12. Thus, in view of the above reasoning no error can be attributed to the award of the Labour Court directing reinstatement. It is to be noted that in respect of the other two workmen, the management complied with the award and reinstated them, and in order to give the same treatment to the petitioner as given to other two workmen, the impugned award was implemented. In such circumstances, though the management under normal circumstances would be entitled to canvass all points to sustain the award, which is in their favour and to urge the issue held against them, on facts of this case, the management is precluded from doing so case having complied with the award of reinstatement.
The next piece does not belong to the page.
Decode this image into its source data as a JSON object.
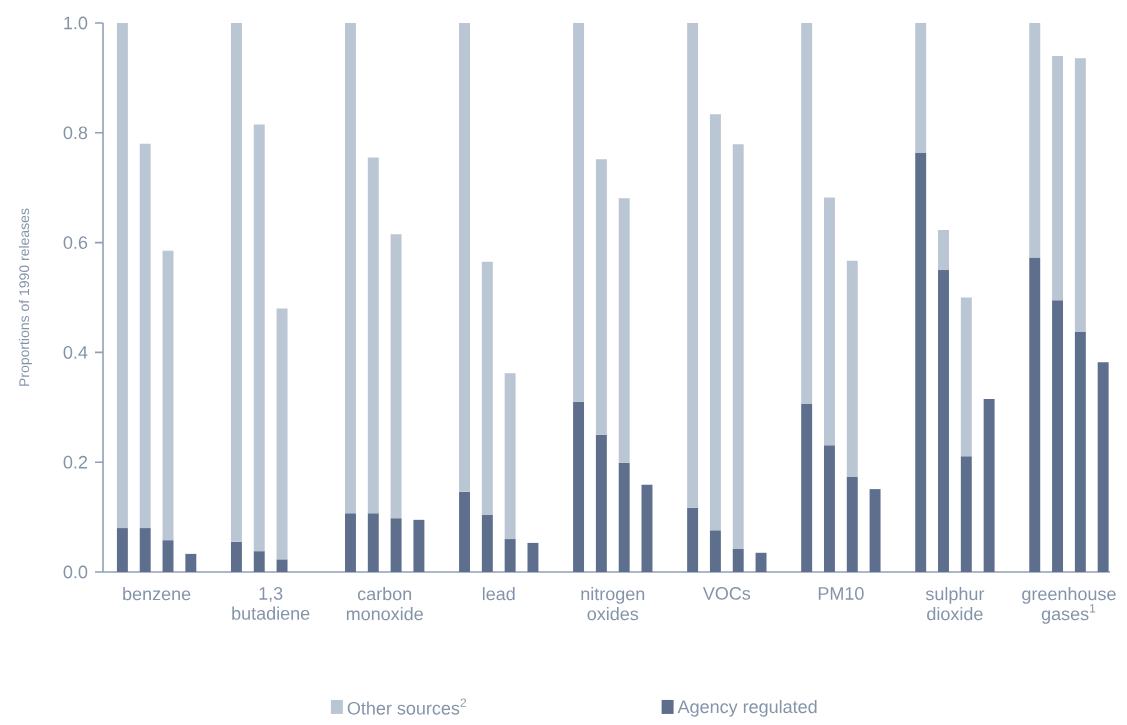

13. Coming to the next question as to whether, the Labour Court was justified in denying backwages, in the preceding paragraphs, various dates have been mentioned, which clearly establishes that the petitioner was not diligent in prosecuting his case from 06.12.1984, the date of dismissal and even after, he was acquitted by the Criminal Court and even after the Government declined to refer his dispute during 1986. Thereafter, there is no explanation for the delay of another four years till he raised a dispute in 1990. Subsequently, the petitioner has been approaching the officials and submitting memorandum to the Hon'ble Minister for Labour Court and such other matters and only in 1997, the dispute was taken on file by the Labour Court. Therefore, the Labour Court was fully justified in denying backwages. It is to be noted that the petitioner has been reinstated with continuity of service, which is a very fair and reasonable award.
14. In the result, I find no grounds to interfere with the award either at the instance of the petitioner or at the instance of second respondent management and the writ petition is dismissed. No costs.
24.09.2010 Index : Yes Internet:Yes pbn T.S.SIVAGNANAM, J.
pbn To The Presiding Officer, Labour Court, Coimbatore.